Question: The European Parliament Committee on the Internal Market and Consumer Protection (IMCO) was instrumental in adopting key accessibility legislation, such as the Web Accessibility Directive of which you were the rapporteur, and the European Accessibility Act. What are your expectations as for these laws?
Answer: Each of these laws was a step towards the full inclusion of persons with disabilities into the digital transformation. However, they were only the first steps. I hope they will mean that government and ‘essential’ private sector services are fully accessible and meet the highest Web Content Accessibility Guidelines (WCAG) standards, going beyond what is the minimum in the laws. There are, of course, parts of the laws which must be addressed in the future, especially the disproportionate burden clause. But I expect them to be implemented as much as possible.
Question: Now IMCO is discussing key regulations about digital services, digital gatekeepers, and artificial intelligence. How would you ensure alignment with existing accessibility requirements? Do you think these regulations can help achieve accessibility for persons with disabilities not only as consumers but also as experts and employees in the digital sector?
Answer: I believe that these laws can move us beyond government and ‘essential’ services. For example, there is no reason why an online platform is not accessible. These are also ‘essential’ services to much of our society today. The more sites that are designed to be accessible, the more accessible will become the default and IT experts will have this as part of their basic training. I think this will help bring accessibility far beyond what is in the law alone.
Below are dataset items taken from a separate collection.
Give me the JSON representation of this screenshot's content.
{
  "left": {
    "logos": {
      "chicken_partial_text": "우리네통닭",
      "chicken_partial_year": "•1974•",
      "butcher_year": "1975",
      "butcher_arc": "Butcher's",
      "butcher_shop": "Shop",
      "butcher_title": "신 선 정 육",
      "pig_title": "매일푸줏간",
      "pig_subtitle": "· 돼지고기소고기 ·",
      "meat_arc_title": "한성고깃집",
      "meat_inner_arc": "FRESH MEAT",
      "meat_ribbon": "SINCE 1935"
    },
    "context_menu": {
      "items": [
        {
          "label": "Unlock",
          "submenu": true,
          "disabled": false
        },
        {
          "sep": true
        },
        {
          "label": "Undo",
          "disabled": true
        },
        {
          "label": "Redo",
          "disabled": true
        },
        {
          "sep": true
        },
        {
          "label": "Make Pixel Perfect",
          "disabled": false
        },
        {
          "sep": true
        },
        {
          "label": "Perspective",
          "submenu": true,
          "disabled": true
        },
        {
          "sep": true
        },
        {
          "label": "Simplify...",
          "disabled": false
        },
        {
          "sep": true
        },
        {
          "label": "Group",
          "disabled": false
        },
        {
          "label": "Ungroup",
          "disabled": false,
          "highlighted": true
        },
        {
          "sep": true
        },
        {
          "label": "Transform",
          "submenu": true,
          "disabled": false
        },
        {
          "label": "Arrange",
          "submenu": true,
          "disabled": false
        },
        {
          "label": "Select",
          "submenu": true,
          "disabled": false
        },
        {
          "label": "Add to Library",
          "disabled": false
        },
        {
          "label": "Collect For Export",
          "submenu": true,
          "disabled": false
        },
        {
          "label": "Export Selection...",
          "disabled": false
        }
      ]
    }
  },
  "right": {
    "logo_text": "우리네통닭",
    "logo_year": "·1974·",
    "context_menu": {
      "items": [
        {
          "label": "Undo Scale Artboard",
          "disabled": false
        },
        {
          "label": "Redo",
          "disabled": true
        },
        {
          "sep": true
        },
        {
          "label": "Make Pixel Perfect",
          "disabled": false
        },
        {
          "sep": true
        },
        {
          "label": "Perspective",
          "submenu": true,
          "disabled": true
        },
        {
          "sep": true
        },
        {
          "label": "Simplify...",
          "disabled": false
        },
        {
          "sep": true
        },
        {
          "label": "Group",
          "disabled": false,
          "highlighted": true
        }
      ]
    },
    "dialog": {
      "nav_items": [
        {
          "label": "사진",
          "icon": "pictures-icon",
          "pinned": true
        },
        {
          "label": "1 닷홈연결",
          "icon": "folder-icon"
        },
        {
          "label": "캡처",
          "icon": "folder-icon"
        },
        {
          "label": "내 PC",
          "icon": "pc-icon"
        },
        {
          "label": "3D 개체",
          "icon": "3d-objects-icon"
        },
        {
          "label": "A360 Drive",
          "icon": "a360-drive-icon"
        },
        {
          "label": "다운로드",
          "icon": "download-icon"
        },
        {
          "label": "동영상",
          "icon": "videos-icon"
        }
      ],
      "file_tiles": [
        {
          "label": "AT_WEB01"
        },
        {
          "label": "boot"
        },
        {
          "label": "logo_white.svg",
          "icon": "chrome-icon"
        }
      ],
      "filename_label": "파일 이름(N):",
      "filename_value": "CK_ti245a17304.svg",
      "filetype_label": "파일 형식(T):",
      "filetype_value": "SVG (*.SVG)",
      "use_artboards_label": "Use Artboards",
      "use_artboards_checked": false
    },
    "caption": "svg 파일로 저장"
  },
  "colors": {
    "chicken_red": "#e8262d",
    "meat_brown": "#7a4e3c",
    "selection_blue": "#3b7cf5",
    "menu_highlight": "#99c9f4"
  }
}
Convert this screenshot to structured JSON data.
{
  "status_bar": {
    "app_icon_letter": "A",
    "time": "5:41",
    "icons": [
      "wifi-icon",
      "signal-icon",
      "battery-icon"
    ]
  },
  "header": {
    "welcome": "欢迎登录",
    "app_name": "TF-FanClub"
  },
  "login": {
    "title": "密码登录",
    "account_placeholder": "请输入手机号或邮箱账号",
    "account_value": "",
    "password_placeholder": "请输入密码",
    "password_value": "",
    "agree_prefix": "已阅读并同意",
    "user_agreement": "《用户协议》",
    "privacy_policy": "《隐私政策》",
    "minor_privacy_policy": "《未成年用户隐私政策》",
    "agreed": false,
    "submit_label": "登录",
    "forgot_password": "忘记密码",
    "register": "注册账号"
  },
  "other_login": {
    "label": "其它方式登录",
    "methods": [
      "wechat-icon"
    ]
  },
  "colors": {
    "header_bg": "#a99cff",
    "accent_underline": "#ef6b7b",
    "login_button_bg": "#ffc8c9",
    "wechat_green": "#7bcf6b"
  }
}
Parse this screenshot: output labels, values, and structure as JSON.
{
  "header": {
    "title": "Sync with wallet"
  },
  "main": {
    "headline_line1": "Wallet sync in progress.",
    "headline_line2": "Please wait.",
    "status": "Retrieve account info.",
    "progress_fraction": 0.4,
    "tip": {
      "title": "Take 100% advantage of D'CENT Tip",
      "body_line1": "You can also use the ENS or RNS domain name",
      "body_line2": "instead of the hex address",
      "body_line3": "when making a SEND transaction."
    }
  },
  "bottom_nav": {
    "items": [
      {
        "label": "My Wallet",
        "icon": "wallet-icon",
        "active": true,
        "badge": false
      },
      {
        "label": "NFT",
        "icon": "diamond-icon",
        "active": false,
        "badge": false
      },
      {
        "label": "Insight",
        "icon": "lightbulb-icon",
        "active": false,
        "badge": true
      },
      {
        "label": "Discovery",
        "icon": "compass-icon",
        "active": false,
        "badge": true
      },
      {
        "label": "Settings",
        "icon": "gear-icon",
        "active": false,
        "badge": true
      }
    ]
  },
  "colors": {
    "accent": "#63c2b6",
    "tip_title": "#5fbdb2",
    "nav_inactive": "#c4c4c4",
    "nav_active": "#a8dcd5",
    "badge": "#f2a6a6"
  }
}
Question: In addition to legislation, what other elements should the EU support in order to achieve a more inclusive EU for consumers with disabilities?
Answer: We must first support making Web Accessibility the default in all web design software and platforms. If it is the default to add Metadata to images or to use accessible typefaces and colours, it will be far more common. Even web designers do not change defaults.
Second, we need to make accessibility part of the training in computer science classes and public administration classes throughout Europe. If we want accessibility to work in practice, the right employees need to know they have to do it and how to do it.